Да зря я всё это говорил, потому что на мои слова он только рассмеялся...
— А расскажи, что случилось, когда вы пришли в парламент?
— Нет уж, увольте! Не хочется мне рассказывать об этом. Ни я, да и никто из нас не забудет и не простит того, что произошло, но не могу я рассказывать о том, как с нами обошлись!.. Пока я жив, я буду хранить в сердце память о том, как нас прогнали, и, пока жив, буду проклинать тех, кто так жестоко отказался выслушать нас, но говорить об этом я не могу!..
Боже мой! Всё было так ужасно. Так ужасно всё было. И всё же — луддиты по-своему начали борьбу, чартисты её продолжили; рабочее знамя подхвачено было профсоюзами и коммунистами... Рабочие Англии отстояли своё право на жизнь, право на то, чтобы быть людьми. В стране, где и до сих пор существует аристократия, никто не имеет права унижать, притеснять человека за то, что он — не граф, не сэр, не пэр, а просто рабочий из Ливерпуля!..
Но даже в годы давних притеснений простые люди часто верили в королеву.
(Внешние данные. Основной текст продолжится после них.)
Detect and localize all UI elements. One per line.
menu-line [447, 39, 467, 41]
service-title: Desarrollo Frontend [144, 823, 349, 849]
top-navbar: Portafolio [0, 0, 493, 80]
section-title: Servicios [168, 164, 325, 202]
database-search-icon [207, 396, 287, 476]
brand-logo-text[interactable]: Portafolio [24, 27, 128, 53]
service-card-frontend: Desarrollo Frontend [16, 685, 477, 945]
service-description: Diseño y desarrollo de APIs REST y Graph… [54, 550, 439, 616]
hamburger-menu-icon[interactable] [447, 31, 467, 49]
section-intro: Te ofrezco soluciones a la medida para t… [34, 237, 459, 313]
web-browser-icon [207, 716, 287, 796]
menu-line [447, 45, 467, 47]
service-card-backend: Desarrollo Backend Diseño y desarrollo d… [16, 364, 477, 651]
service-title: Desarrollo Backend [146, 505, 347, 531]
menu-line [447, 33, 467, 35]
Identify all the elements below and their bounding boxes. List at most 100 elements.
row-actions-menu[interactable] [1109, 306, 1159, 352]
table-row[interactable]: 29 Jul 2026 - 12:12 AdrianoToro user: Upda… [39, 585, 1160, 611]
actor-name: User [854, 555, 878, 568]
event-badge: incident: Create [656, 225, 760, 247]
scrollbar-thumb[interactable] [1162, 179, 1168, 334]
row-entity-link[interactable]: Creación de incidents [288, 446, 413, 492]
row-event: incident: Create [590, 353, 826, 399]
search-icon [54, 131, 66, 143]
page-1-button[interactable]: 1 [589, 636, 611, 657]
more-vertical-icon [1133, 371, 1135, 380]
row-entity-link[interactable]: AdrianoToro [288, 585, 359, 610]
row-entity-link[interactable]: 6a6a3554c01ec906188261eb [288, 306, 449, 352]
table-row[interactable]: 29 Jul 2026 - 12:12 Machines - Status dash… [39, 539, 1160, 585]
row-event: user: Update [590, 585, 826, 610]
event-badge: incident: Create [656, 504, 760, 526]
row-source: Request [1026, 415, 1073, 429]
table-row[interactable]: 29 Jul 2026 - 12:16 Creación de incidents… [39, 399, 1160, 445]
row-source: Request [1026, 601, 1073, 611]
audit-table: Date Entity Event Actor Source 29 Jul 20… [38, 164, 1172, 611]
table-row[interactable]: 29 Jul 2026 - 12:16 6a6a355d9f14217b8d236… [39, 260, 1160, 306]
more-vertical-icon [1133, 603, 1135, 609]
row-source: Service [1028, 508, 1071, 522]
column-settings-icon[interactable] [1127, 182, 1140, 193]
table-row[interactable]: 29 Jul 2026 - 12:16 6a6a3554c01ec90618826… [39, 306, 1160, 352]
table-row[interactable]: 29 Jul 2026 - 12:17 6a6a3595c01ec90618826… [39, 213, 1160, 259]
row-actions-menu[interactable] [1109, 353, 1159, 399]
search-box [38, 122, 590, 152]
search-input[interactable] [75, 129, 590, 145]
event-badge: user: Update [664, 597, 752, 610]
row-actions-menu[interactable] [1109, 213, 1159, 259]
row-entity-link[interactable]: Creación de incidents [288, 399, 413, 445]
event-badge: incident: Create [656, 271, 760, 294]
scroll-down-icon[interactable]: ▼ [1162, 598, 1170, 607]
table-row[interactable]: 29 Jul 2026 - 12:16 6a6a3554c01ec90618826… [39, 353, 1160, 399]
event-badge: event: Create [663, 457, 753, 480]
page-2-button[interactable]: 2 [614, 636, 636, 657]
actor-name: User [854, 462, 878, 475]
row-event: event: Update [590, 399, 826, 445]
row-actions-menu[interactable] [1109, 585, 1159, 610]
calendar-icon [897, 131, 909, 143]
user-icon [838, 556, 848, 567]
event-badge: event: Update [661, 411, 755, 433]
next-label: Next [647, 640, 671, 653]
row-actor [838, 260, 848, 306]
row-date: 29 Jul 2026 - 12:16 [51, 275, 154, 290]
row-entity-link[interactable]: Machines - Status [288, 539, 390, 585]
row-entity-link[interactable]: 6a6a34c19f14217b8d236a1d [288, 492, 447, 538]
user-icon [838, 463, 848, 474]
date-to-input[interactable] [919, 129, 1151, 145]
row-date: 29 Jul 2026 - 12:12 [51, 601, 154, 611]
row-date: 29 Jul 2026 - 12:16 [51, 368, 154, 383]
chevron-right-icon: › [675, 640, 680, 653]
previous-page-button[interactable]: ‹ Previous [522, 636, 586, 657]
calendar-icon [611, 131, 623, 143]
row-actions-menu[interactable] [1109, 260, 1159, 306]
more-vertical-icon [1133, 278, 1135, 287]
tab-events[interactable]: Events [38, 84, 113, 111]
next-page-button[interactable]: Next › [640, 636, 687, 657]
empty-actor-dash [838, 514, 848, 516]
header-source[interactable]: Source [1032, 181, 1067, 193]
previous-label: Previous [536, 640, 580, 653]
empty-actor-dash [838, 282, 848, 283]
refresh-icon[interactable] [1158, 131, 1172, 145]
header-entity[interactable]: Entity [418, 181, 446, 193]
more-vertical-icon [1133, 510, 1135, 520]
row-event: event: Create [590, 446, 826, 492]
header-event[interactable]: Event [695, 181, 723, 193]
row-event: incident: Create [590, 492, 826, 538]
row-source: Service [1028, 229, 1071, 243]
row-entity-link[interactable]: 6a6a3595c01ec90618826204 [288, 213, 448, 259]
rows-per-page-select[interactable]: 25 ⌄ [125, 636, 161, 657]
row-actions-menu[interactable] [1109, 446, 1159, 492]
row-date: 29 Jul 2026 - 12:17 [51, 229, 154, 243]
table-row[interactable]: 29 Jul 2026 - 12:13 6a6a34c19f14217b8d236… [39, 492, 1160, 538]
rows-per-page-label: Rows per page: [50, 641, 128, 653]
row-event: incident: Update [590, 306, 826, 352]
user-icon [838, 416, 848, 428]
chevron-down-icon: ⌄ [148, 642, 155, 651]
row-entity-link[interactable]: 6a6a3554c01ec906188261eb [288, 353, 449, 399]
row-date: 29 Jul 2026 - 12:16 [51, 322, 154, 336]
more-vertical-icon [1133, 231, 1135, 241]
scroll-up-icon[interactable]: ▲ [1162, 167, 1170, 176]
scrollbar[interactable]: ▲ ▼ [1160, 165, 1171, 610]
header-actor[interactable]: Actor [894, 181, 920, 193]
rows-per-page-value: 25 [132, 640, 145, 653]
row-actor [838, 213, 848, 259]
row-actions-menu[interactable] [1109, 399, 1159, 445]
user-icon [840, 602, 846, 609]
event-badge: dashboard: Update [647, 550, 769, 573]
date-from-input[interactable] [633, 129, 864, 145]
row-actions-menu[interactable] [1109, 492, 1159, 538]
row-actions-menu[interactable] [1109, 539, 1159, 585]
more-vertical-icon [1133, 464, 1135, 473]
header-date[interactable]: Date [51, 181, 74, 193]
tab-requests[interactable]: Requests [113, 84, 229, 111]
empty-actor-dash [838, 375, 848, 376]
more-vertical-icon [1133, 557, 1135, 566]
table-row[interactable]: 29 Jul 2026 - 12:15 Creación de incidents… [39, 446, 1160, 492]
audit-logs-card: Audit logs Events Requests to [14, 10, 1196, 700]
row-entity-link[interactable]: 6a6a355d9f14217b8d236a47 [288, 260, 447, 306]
Они верили, что именно она издаёт законы; они ждали от неё справедливых приказов и указов. В сущности, разве она не была такой же в точности женщиной, как их жёны? Разве не рожала чуть ли не каждый год то сына, то дочку? Разве она не почитала своего мужа, принца Альберта? Да, она была королевой, а он не был королём, но все знали, что она уважает и почитает его, как положено доброй жене! Простым людям это нравилось!